Treatment With Sildenafil, Bosentan, or Both in Children and Young People With Idiopathic Pulmonary Arterial Hypertension and Eisenmenger's Syndrome

Abstract

Pulmonary arterial hypertension carries a poor prognosis in both adult and pediatric patients. Current understanding of the mechanisms underlying pulmonary arterial hypertension has enabled the rapid development of appropriate drugs, such as endothelin receptor antagonists and 5-phosphodieste-rase inhibitors, that can be administered orally and which are generally well tolerated. The aims of the present study were to evaluate functional class and exercise capacity following long-term treatment with sildenafil or bosentan in patients with idiopathic pulmonary arterial hypertension and Eisenmenger's syndrome and to compare results in the two groups. Seven patients were included in the pulmonary arterial hypertension study, and diagnoses of idiopathic pulmonary arterial hypertension were confirmed. Five patients were treated with sildenafil, while two received bosentan. The five patients with a non-restrictive ventricular septal defect and pulmonary arterial hypertension were treated with sildenafil.
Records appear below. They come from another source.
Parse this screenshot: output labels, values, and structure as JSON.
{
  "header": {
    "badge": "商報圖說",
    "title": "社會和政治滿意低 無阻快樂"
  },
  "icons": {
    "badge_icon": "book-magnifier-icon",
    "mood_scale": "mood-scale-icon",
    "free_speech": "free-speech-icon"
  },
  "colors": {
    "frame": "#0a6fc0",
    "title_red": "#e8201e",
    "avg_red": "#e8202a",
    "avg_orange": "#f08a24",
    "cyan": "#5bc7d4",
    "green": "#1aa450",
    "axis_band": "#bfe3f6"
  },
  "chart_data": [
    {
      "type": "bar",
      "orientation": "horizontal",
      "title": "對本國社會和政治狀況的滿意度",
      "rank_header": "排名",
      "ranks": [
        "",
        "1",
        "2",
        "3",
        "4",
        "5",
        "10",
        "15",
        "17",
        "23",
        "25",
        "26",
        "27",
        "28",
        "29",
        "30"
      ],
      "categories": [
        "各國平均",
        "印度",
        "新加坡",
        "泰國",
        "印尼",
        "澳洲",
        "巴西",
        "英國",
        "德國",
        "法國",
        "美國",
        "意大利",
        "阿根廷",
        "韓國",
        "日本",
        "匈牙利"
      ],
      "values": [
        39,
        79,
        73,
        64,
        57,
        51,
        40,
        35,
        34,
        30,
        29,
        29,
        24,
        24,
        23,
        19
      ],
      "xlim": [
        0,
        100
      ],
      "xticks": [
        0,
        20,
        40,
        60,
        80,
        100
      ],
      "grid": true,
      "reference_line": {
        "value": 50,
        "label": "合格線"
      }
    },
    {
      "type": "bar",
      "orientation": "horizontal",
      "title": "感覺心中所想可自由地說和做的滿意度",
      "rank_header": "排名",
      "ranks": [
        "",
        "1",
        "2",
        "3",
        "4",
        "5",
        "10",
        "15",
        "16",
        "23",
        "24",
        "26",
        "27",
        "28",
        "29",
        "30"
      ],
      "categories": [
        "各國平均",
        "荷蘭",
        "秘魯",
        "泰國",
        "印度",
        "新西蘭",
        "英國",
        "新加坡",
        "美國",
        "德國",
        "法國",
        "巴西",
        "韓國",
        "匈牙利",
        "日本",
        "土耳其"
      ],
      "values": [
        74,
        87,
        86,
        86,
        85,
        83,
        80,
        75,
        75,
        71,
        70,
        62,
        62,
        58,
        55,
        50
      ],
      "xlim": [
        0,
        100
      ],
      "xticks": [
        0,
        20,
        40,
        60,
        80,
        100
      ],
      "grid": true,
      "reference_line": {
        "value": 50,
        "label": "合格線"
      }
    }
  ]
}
In one patient, bosentan was added to the sildenafil. Both sildenafil and bosentan significantly improved exercise capacity in patients with idiopathic pulmonary arterial hypertension. The treatment effect was less in those with Eisenmenger physiology. Although the improvement in World Health Organization functional class was greater in patients with idiopathic pulmonary arterial hypertension, it was significant in both groups. Long-term treatment with sildenafil and bosentan improved both exercise capacity and functional class in patients with idiopathic pulmonary arterial hypertension and in those with hypertension due to congenital heart disease. The changes were more marked in patients with idiopathic pulmonary arterial hypertension.